POST OP CARE/INSTRUCTION

On discharge from the office on the day of surgery, the patients have their arms wrapped in elastic compression sleeves to diminish the amount of swelling and potential for seroma formation. These sleeves are removed on the first day postop and a compression garment is applied that is to be worn at all times for a period of 4 weeks. Patients may remove the sleeves to shower and to wash the sleeves as needed. Patients may begin showering the day after surgery, taking care to dry the elastic tape over their incisions with a hair dryer on a low heat setting. The patient is instructed post-operatively to limit the use of the upper extremities and to avoid exertion or any heavy lifting. Patients may begin to use their arms as tolerated immediately after surgery but are restricted from heavy lifting or vigorous activity for 4-6 weeks post-operatively.

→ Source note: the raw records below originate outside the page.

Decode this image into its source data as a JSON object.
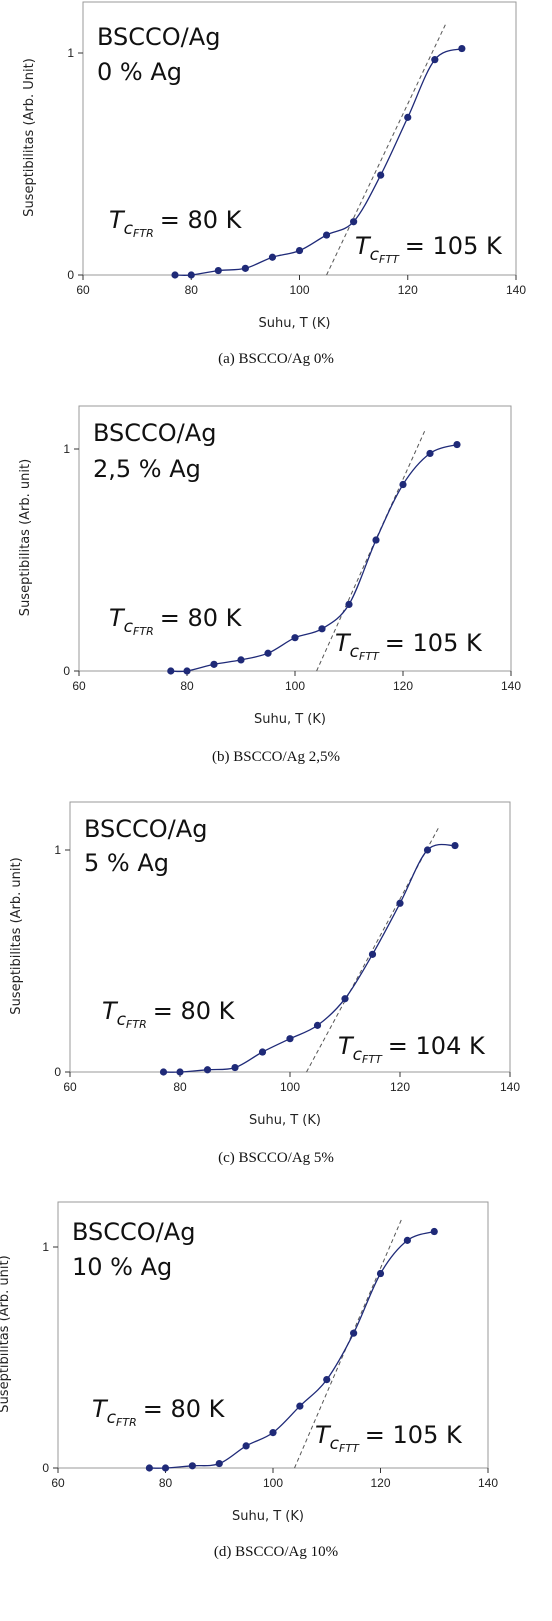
{
  "chart_data": [
    {
      "type": "line",
      "caption": "(a) BSCCO/Ag 0%",
      "sample": "BSCCO/Ag",
      "composition": "0 % Ag",
      "xlabel": "Suhu, T (K)",
      "ylabel": "Suseptibilitas (Arb. Unit)",
      "xlim": [
        60,
        140
      ],
      "ylim": [
        0,
        1.15
      ],
      "xticks": [
        "60",
        "80",
        "100",
        "120",
        "140"
      ],
      "yticks": [
        "0",
        "1"
      ],
      "x": [
        77,
        80,
        85,
        90,
        95,
        100,
        105,
        110,
        115,
        120,
        125,
        130
      ],
      "y": [
        0.0,
        0.0,
        0.02,
        0.03,
        0.08,
        0.11,
        0.18,
        0.24,
        0.45,
        0.71,
        0.97,
        1.02
      ],
      "tangent": [
        [
          105,
          0.0
        ],
        [
          127,
          1.13
        ]
      ],
      "tc_onset_label": {
        "symbol": "T",
        "sub1": "c",
        "sub2": "FTR",
        "value": "= 80 K"
      },
      "tc_zero_label": {
        "symbol": "T",
        "sub1": "c",
        "sub2": "FTT",
        "value": "= 105 K"
      }
    },
    {
      "type": "line",
      "caption": "(b) BSCCO/Ag 2,5%",
      "sample": "BSCCO/Ag",
      "composition": "2,5 % Ag",
      "xlabel": "Suhu, T (K)",
      "ylabel": "Suseptibilitas (Arb. unit)",
      "xlim": [
        60,
        140
      ],
      "ylim": [
        0,
        1.15
      ],
      "xticks": [
        "60",
        "80",
        "100",
        "120",
        "140"
      ],
      "yticks": [
        "0",
        "1"
      ],
      "x": [
        77,
        80,
        85,
        90,
        95,
        100,
        105,
        110,
        115,
        120,
        125,
        130
      ],
      "y": [
        0.0,
        0.0,
        0.03,
        0.05,
        0.08,
        0.15,
        0.19,
        0.3,
        0.59,
        0.84,
        0.98,
        1.02
      ],
      "tangent": [
        [
          104,
          0.0
        ],
        [
          124,
          1.08
        ]
      ],
      "tc_onset_label": {
        "symbol": "T",
        "sub1": "c",
        "sub2": "FTR",
        "value": "= 80 K"
      },
      "tc_zero_label": {
        "symbol": "T",
        "sub1": "c",
        "sub2": "FTT",
        "value": "= 105 K"
      }
    },
    {
      "type": "line",
      "caption": "(c) BSCCO/Ag 5%",
      "sample": "BSCCO/Ag",
      "composition": "5 % Ag",
      "xlabel": "Suhu, T (K)",
      "ylabel": "Suseptibilitas (Arb. unit)",
      "xlim": [
        60,
        140
      ],
      "ylim": [
        0,
        1.15
      ],
      "xticks": [
        "60",
        "80",
        "100",
        "120",
        "140"
      ],
      "yticks": [
        "0",
        "1"
      ],
      "x": [
        77,
        80,
        85,
        90,
        95,
        100,
        105,
        110,
        115,
        120,
        125,
        130
      ],
      "y": [
        0.0,
        0.0,
        0.01,
        0.02,
        0.09,
        0.15,
        0.21,
        0.33,
        0.53,
        0.76,
        1.0,
        1.02
      ],
      "tangent": [
        [
          103,
          0.0
        ],
        [
          127,
          1.1
        ]
      ],
      "tc_onset_label": {
        "symbol": "T",
        "sub1": "c",
        "sub2": "FTR",
        "value": "= 80 K"
      },
      "tc_zero_label": {
        "symbol": "T",
        "sub1": "c",
        "sub2": "FTT",
        "value": "= 104 K"
      }
    },
    {
      "type": "line",
      "caption": "(d) BSCCO/Ag 10%",
      "sample": "BSCCO/Ag",
      "composition": "10 % Ag",
      "xlabel": "Suhu, T (K)",
      "ylabel": "Suseptibilitas (Arb. unit)",
      "xlim": [
        60,
        140
      ],
      "ylim": [
        0,
        1.2
      ],
      "xticks": [
        "60",
        "80",
        "100",
        "120",
        "140"
      ],
      "yticks": [
        "0",
        "1"
      ],
      "x": [
        77,
        80,
        85,
        90,
        95,
        100,
        105,
        110,
        115,
        120,
        125,
        130
      ],
      "y": [
        0.0,
        0.0,
        0.01,
        0.02,
        0.1,
        0.16,
        0.28,
        0.4,
        0.61,
        0.88,
        1.03,
        1.07
      ],
      "tangent": [
        [
          104,
          0.0
        ],
        [
          124,
          1.13
        ]
      ],
      "tc_onset_label": {
        "symbol": "T",
        "sub1": "c",
        "sub2": "FTR",
        "value": "= 80 K"
      },
      "tc_zero_label": {
        "symbol": "T",
        "sub1": "c",
        "sub2": "FTT",
        "value": "= 105 K"
      }
    }
  ],
  "colors": {
    "marker": "#1f2a78",
    "curve": "#1f2a78",
    "tangent": "#555555",
    "frame": "#999999"
  }
}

*INDIVIDUAL RESULTS WILL VARY. IMAGES DO NOT CONSTITUTE A PROMISE OR REPRESENTATION OF ANY PARTICULAR OUTCOME OR EXPERIENCE.

COMPLICATIONS

In performing surgical bicep augmentation procedures, complications can arise. Expert Cosmetic Surgeons who have over 30 years of experience on the cutting edge of implant procedures can substantially reduce the risk of complications, but it is important for you to be aware of the possibilities so that you take the proper care of your implants after surgery as advised by your doctor. Make sure you ask your doctor about these complications so you are an informed patient.
Potential Complications of Biceps Augmentation Surgery can include:

  • Infection
  • Seroma
  • Hematoma
  • Asymmetry
  • Implant visibility
  • Hypertrophic scarring
  • Hyperpigmentation of the scar
  • Capsular contracture
  • Wound Dehiscence
  • Nerve injury (permanent or temporary; motor or sensory)
  • Compartment Syndrome

ADJUNCT PROCEDURES FOR UPPER EXTREMITY CONTOURING

Patients seeking contouring of the upper extremity can present with a constellation of problems including: lipodystrophy, skin laxity, and muscle hypoplasia. In addition to treating the hypoplastic muscle with biceps implants, a patient may require some combination of liposuction of the arm, fat grafting to the arm, and/or excision of excess skin with formal brachioplasty. These will be discussed at the time of patient consultation.

CONCLUSION

The biceps augmentation operation is a relatively straightforward procedure that affords great results. Prudent dissection of the pocket for the implant is essential for optimal cosmesis and to prevent implant malposition. The vast majority of dissection during the procedure is blunt with natural tissue planes, thus preventing any damage to vital structures in the upper arm. While a submuscular plane has been achieved, it is our current practice to place the implant in a subfascial position, affording excellent cosmetic results.